One example was on display at the Constellation Energy Brandon Shores power plant, where a “scrubber” is taking smokestack emissions from the burning of coal and is cleaning the output in compliance with a state law known as the Maryland Healthy Air Act of 2006.
Power company Vice President Paul Allen told reporters, “Indeed, there are more people employed here now than before the project was undertaken, and that’s all to the good.”
Allen, the company’s top environmental policy executive, said about 1,400 people were hired to work on the two-year upgrade, and that more than two dozen permanent staff were added to run the new equipment.
The report from the environmental group, called “Debunking the ‘Job Killer’ Myth,” is filled with data and examples of where efforts to clean up the Chesapeake Bay region have encouraged job growth.
Baker told reporters, “We’re showing the analysis, the evidence, the data, (that) people are gonna start believing the truth that environmental protection and a good healthy economy go hand in hand.”
The report provides a variety of projects and mitigation related to the Bay initiative, and if the potential job creation pans out to the high side of estimates, the group says the environmental improvement could generate as many as 240,000 jobs in the Chesapeake Bay region.
The study cautioned “it is difficult to predict exactly how many job opportunities will spring up” as the Chesapeake Bay region prepares to comply with a federal anti-pollution mandate.
And Baker, the head of the environmental group publishing the report, acknowledged the release comes partly in response to repeated claims, mostly from conservative Republicans, that increased regulation leads to job cuts as companies struggle to comply.
“You have prominent elected officials, like House Majority Leader Eric Cantor, who just this past summer called environmental regulations ‘job destroyers which would hurt the middle class.’”
Baker called on Cantor and other critics to back up their claims, saying that so far they’ve offered no proof. The report cites an economist who analyzed federal data and concluded there have been fewer than 3,000 layoffs per year from the 1970s through the 1990s that could be blamed on tighter environmental law.

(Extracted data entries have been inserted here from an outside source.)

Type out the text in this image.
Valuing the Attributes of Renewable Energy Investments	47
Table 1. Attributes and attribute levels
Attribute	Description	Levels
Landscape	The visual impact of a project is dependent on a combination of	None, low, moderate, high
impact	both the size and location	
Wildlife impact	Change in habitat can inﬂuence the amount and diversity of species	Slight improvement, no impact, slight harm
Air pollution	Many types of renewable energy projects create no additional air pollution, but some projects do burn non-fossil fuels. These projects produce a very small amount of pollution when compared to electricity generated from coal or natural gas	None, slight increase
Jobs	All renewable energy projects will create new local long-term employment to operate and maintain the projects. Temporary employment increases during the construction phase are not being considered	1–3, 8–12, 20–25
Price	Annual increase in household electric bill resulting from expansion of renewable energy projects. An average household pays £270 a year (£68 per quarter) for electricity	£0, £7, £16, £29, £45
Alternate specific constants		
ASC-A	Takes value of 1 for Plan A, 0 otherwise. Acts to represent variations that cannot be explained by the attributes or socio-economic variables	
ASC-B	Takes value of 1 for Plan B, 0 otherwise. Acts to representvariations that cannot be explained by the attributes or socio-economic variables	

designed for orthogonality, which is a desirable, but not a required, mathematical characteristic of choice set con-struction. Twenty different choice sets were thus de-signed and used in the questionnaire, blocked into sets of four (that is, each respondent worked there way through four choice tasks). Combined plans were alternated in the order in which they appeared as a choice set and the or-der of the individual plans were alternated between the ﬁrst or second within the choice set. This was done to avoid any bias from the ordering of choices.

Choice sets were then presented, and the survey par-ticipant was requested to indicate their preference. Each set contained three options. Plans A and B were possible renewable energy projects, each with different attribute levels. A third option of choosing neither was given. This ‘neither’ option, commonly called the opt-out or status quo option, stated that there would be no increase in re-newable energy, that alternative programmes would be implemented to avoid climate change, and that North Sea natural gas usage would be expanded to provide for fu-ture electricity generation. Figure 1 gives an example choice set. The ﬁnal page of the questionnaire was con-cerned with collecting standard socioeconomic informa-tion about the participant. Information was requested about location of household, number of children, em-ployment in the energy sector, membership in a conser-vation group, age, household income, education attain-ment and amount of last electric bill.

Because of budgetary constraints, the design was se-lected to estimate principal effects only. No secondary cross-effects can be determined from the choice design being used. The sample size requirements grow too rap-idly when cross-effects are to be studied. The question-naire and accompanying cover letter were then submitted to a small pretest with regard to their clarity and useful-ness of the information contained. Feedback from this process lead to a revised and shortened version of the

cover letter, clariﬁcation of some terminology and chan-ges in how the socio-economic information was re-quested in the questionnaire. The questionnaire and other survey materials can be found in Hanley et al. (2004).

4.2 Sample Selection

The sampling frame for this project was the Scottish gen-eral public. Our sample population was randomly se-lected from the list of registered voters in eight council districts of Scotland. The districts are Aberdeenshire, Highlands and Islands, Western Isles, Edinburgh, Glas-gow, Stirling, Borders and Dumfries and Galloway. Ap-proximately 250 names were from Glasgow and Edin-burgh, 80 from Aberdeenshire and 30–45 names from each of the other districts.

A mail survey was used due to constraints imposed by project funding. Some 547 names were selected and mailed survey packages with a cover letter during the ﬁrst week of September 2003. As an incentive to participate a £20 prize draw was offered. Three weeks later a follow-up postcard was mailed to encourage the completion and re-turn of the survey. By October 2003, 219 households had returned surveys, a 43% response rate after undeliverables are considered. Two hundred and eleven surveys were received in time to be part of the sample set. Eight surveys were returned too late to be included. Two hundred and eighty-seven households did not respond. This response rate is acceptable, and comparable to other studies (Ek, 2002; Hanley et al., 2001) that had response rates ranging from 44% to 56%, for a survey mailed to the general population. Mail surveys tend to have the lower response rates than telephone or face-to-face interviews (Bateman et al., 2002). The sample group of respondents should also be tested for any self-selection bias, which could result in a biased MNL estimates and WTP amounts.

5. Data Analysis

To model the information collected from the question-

“When losses do occur, many are balanced out buy jobs created by the manufacture of pollution control equipment and other environmental projects,” the report said.
Within the utility industry, the study cites the Constellation Energy project as a way to forecast as many as 4,000 new jobs nationwide that could be spawned by proposed federal regulations requiring scrubbers at coal plants across the country.
In a broader initiative to improve water quality around the Chesapeake Bay, the group predicts employment growth involving tens of thousands of jobs from a federal environmental mandate issued in 2010 to cut pollution as much as 25 percent by 2025.
Complying with the “pollution limits over the next 14 years will likely provide a lift to the financial well-being of thousands of working people” in the Maryland, Pennsylvania and Virginia region around the Chesapeake Bay, the report concludes.